Anyone who has spent a reasonable amount of time in a ward will know that a good nurse is worth their own weight in gold. They are barely recognised for their indepth knowledge, skillset and commitment to patients and their pay is too low. They are the lifeblood of any hospital and as such deserve to be given fair working conditions and pay that at least keeps up with inflation.

For nurses working on the floor (not management etc), the top of the pay scale is around $77,000 - nowhere near $130,000.
Not sure anyone who says nurses are not highly skilled really understands what the job entails. This strike is also for healthcare assistants who get around $45,000.

A quick Google states average salary to be $82,000-$97,000 - so by that nurses are paid below average.

I think the people who are making this call should try shadowing a few nurses for a day or two and then maybe decide how valued they should actually be!

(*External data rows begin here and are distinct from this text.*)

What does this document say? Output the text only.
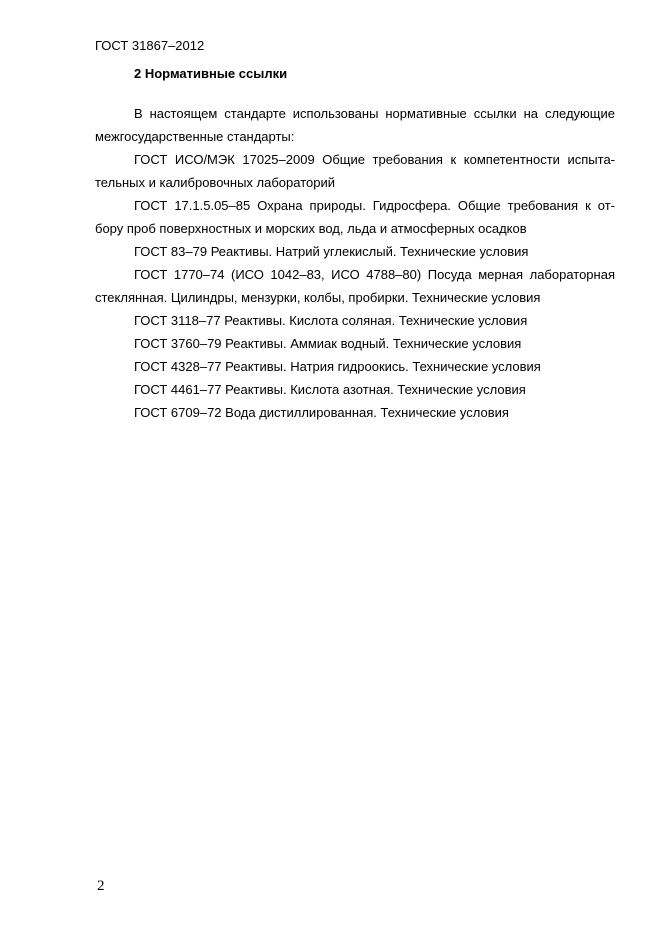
ГОСТ 31867–2012
2 Нормативные ссылки

В настоящем стандарте использованы нормативные ссылки на следующие межгосударственные стандарты:

ГОСТ ИСО/МЭК 17025–2009 Общие требования к компетентности испыта- тельных и калибровочных лабораторий

ГОСТ 17.1.5.05–85 Охрана природы. Гидросфера. Общие требования к от- бору проб поверхностных и морских вод, льда и атмосферных осадков

ГОСТ 83–79 Реактивы. Натрий углекислый. Технические условия

ГОСТ 1770–74 (ИСО 1042–83, ИСО 4788–80) Посуда мерная лабораторная стеклянная. Цилиндры, мензурки, колбы, пробирки. Технические условия

ГОСТ 3118–77 Реактивы. Кислота соляная. Технические условия

ГОСТ 3760–79 Реактивы. Аммиак водный. Технические условия

ГОСТ 4328–77 Реактивы. Натрия гидроокись. Технические условия

ГОСТ 4461–77 Реактивы. Кислота азотная. Технические условия

ГОСТ 6709–72 Вода дистиллированная. Технические условия

2
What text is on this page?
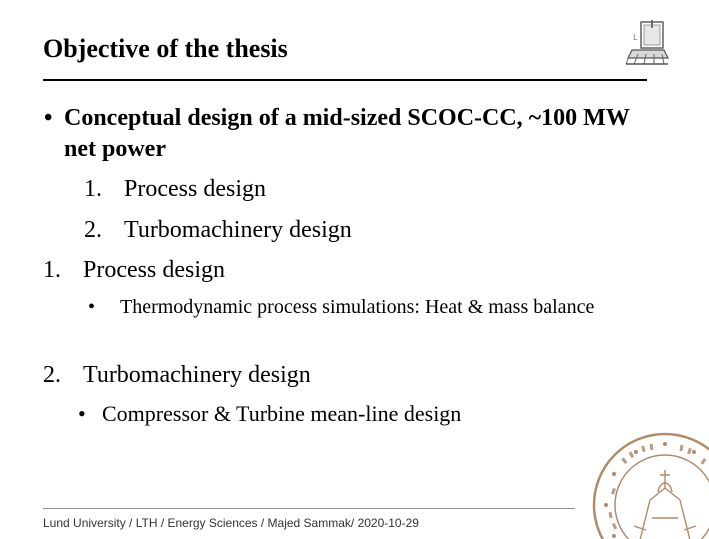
Objective of the thesis	L
• Conceptual design of a mid-sized SCOC-CC, ~100 MW net power
1. Process design
2. Turbomachinery design
1. Process design
• Thermodynamic process simulations: Heat & mass balance
2. Turbomachinery design
• Compressor & Turbine mean-line design
Lund University / LTH / Energy Sciences / Majed Sammak/ 2020-10-29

They are the backbone of our health system, if you can't improve their working conditions (which should also be done) the least you can do is pay them properly!

listen to what they are saying they are understaffed /and anyone that has visited the hospital over the last 5 yrs can see it - over the holidays they are down to skeleton staff with no replacements thus the sick are not getting services that are needed e.g stroke patients no physio and not considered an essential service - nurses are being expected to care for many more patients than is acceptable /they have no support

Everyone wants more money - even pensioners.
Everyone thinks their skill set is higher than others,
I know some other health professionals like Pharmacists who are only on $30 an hour. Paramedics are paid less. In rurak areas they get nothing.
Nurses attract the sympathy support.
My only remark to them (and teachers) is when you were poorly paid under the national govt -why didn't you strike then???